Beta-arrestin-dependent regulation of the cofilin pathway downstream of protease-activated receptor-2

Abstract

Beta-arrestins are pleiotropic molecules that mediate signal desensitization, G-protein-independent signaling, scaffolding of signaling molecules, and chemotaxis. Protease-activated receptor-2 (PAR-2), a Galpha(q/11)-coupled receptor, which has been proposed as a therapeutic target for inflammation and cancer, requires the scaffolding function of beta-arrestins for chemotaxis. We hypothesized that PAR-2 can trigger specific responses by differential activation of two pathways, one through classic Galpha(q)/Ca(2+) signaling and one through beta-arrestins, and we proposed that the latter involves scaffolding of proteins involved in cell migration and actin assembly.

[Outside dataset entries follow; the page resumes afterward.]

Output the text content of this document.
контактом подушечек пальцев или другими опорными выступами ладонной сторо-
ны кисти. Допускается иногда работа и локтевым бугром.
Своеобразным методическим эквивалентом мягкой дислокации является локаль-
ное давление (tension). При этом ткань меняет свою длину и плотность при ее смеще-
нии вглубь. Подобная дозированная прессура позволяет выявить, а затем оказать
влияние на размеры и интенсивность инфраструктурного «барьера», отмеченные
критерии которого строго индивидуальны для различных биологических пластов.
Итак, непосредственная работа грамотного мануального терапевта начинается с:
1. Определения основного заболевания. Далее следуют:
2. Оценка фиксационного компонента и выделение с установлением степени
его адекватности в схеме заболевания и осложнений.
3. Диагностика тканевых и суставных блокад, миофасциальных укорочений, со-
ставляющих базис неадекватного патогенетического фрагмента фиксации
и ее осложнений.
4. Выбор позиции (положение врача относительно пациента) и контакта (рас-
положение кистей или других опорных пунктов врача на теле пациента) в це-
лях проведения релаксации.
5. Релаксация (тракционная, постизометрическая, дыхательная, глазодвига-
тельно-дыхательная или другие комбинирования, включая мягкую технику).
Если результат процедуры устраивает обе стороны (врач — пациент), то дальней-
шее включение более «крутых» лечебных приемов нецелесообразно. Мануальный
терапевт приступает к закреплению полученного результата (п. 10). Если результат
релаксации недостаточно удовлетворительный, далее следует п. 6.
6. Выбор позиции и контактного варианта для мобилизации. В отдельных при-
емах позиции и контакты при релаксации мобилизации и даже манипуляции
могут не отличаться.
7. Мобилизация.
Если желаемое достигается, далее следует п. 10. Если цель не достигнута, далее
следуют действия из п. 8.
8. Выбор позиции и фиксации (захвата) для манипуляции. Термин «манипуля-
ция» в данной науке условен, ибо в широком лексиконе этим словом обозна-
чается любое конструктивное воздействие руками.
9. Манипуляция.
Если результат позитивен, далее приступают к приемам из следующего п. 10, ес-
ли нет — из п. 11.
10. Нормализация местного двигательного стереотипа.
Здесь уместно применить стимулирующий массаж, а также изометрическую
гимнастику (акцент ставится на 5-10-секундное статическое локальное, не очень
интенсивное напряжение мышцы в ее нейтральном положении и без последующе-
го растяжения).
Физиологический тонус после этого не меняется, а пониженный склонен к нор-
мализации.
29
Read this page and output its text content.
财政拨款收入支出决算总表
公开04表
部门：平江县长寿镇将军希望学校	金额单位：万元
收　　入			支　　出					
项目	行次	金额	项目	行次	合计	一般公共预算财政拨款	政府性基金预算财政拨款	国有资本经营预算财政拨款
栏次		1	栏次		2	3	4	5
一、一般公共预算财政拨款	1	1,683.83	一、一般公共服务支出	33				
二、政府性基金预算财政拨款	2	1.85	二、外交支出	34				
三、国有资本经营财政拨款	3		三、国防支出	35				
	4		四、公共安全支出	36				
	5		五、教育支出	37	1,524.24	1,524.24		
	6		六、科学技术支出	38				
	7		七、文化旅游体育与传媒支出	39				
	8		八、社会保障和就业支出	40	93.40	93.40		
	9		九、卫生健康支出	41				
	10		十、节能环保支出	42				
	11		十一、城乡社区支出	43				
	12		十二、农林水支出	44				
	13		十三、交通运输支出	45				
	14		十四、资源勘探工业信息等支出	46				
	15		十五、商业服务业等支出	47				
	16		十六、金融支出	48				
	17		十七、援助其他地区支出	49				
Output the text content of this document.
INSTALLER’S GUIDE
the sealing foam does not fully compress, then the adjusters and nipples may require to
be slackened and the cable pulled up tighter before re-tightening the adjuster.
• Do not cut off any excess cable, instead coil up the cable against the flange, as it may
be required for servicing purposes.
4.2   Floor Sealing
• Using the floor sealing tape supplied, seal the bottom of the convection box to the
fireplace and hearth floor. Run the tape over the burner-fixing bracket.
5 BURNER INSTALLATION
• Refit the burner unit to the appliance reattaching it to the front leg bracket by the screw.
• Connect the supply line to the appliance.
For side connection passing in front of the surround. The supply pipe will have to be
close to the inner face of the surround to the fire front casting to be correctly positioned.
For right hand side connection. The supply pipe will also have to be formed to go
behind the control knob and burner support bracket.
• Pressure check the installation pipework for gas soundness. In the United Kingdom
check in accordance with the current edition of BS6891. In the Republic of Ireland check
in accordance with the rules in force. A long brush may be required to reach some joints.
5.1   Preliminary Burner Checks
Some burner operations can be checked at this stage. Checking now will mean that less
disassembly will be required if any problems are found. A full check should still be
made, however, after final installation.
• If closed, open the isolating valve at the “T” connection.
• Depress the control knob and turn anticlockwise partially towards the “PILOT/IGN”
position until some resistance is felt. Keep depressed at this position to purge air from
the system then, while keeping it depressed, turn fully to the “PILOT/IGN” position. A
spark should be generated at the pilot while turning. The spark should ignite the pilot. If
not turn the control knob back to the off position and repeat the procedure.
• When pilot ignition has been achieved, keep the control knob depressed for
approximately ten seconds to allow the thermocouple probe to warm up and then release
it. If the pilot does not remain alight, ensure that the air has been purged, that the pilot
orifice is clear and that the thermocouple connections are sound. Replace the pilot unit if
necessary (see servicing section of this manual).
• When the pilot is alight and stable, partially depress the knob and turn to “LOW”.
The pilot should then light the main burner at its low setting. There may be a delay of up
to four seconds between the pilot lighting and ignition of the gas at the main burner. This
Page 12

Here we demonstrate the following. (a) PAR-2 promotes beta-arrestin-dependent dephosphorylation and activation of the actin filament-severing protein (cofilin) independently of Galpha(q)/Ca(2+) signaling. (b) PAR-2-evoked cofilin dephosphorylation requires both the activity of a recently identified cofilin-specific phosphatase (chronophin) and inhibition of LIM kinase (LIMK) activity. (c) Beta-arrestins can interact with cofilin, LIMK, and chronophin and colocalize with them in membrane protrusions, suggesting that beta-arrestins may spatially regulate their activities. These findings identify cofilin as a novel target of beta-arrestin-dependent scaffolding and suggest that many PAR-2-induced processes may be independent of Galpha(q/11) protein coupling.